Yo no llevo mi estuche de aluminio para escenas del crimen allí donde no hay cuerpo, pero siempre tengo un equipo de emergencia en mi bolso, una conservadora de frío que contiene, entre otras cosas, guantes descartables, bolsas para pruebas, hisopos, un pequeño frasco de agua destilada y equipos para residuos de disparos de armas de fuego. Le quito la tapa a uno de estos equipos, que no es más que un pequeño tubo transparente de plástico con una punta adhesiva que utilizo para recoger tres pelos de la almohada y dos de la manta. Sello el tubo y los pelos dentro de una pequeña bolsa transparente de plástico para pruebas.

—¿No le importa decirme para qué hace eso? —me pregunta Kiffin.

—Creo que pondré toda esta basura en una bolsa y me la llevaré a los laboratorios. —De pronto Marino se muestra controlado, tan calmo como un jugador de póquer. Sabe cómo manejar a Kiffin y ahora es preciso hacerlo porque él también sabe que las personas hipertricóticas tienen pelo fino, no pigmentado, rudimentario como el de un bebé. Sólo que el pelo de los bebés no tienen quince o más centímetros de largo, como el pelo que Chandonne dejó en sus escenas del crimen. Es posible que Jean-Baptiste Chandonne haya estado en este campamento. —¿Usted maneja esto sola? —Le pregunta Marino a Kiffin.

—Sí, bastante sola.

—¿Cuándo se fue la familia que estaba en la carpa? No estamos en un clima como para dormir en carpa.

—Estaban aquí justo antes de que empezara a nevar. A fines de la semana pasada.

—¿Sabe por qué se fueron tan deprisa? —Marino sigue sondeándola con suavidad.

—No supe nada de ellos, ni una palabra.

—Vamos a tener que examinar mejor todo lo que dejaron atrás.

Kiffin se sopla las manos desnudas para calentárselas un poco, se
abraza y
gira para quedar de espaldas al viento. Mira hacia su casa y casi se la puede ver pensando qué clase de problemas les tiene reservada esta vez la vida a ella y a su familia. Marino me hace señas de que lo siga.

—Aguarde aquí —Le dice a Kiffin—. Enseguida volvemos. Tengo que buscar algo en mi pickup. No toque nada, por favor.

Ella nos observa alejarnos. Marino y yo hablamos en voz baja. Horas antes de que Chandonne se presentara en la puerta de mi casa, Marino había salido con un equipo para buscarlo, y ellos descubrieron dónde se ocultaba en Richmond: en una mansión que estaba siendo remodelada sobre el río James, muy cerca de mi vecindario. Puesto que Chandonne rara vez salía durante el día, suponemos que sus idas y venidas no fueron detectadas mientras estaba escondido en la casa y se servía lo que encontraba allí. Hasta este momento, jamás se nos ocurrió a ninguno de nosotros que Chandonne podía haberse quedado en algún otro lugar.

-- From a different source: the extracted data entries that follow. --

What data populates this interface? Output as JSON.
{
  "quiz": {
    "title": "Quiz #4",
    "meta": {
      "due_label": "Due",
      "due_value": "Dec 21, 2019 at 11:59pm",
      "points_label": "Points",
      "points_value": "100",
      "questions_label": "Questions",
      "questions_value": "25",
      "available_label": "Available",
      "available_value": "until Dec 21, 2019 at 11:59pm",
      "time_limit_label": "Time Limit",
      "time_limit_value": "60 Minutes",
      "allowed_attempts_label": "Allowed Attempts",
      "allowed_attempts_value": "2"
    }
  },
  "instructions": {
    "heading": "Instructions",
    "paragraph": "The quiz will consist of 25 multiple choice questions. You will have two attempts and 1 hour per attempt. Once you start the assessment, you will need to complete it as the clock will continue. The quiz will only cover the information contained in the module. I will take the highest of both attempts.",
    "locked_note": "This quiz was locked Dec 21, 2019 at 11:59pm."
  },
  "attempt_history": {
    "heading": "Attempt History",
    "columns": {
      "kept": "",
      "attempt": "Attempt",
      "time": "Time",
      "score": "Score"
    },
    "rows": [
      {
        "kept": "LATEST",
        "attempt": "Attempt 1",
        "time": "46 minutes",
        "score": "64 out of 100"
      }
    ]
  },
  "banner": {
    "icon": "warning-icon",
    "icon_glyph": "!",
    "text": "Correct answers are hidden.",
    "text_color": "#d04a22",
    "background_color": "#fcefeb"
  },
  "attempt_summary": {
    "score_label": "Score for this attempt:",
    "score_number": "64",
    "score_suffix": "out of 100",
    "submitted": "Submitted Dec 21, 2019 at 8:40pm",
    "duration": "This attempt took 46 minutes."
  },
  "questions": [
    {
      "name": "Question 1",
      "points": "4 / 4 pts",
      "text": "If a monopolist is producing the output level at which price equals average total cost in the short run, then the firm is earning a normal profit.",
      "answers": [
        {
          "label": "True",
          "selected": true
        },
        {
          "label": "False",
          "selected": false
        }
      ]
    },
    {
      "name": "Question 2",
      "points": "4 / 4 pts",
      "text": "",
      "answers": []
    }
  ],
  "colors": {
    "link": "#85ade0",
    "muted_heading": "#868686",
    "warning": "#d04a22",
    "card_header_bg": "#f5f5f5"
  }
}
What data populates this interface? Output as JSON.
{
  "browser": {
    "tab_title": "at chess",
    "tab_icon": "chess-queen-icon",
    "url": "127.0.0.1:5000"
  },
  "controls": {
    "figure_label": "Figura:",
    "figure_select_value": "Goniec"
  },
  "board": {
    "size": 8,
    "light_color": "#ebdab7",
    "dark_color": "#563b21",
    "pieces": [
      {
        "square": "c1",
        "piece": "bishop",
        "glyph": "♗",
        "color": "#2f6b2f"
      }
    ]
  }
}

—¿Piensas que asustó a quienquiera estaba en la carpa para poder usarla él? —Marino abre la puerta de su vehículo y busca en la parte posterior de la cabina donde yo sé que tiene una escopeta. —Porque tengo que decirte algo, Doc. Algo que advertimos cuando entramos en esa casa que da al James fue envoltorios de comida basura por todas partes. Y muchos papelitos de esos que sirven para envolver caramelos. —Toma una caja roja para herramientas y cierra la puerta de la pickup. —Como si el tipo tuviera debilidad por los dulces.

—¿Recuerdas qué clase de comida basura? —recuerdo todas las Pepsis que Chandonne bebió cuando Berger lo entrevistaba.

—Barras de chocolate y no sé si caramelos de la misma marca que los del campamento. Pero sí caramelos. Y maníes. Esas pequeñas bolsitas con maní y, ahora que lo pienso, las envolturas estaban todas rotas.

—Por Dios —murmuro, de pronto petrificada—. Me pregunto si él tendrá un bajo nivel de azúcar en sangre. —Trato de mostrarme clínica, de recuperar mi equilibrio interior, pero el miedo vuelve como una bandada de murciélagos.

—¿Qué demonios hacía ese tipo aquí? —dice Marino y todo el tiempo mira hacia donde está Kiffin a lo lejos, para asegurarse de que ella no toque nada de un lugar que ahora se ha convertido en parte de una escena del crimen. —¿Y cómo demonios llegó aquí? A lo mejor sí tenía un automóvil.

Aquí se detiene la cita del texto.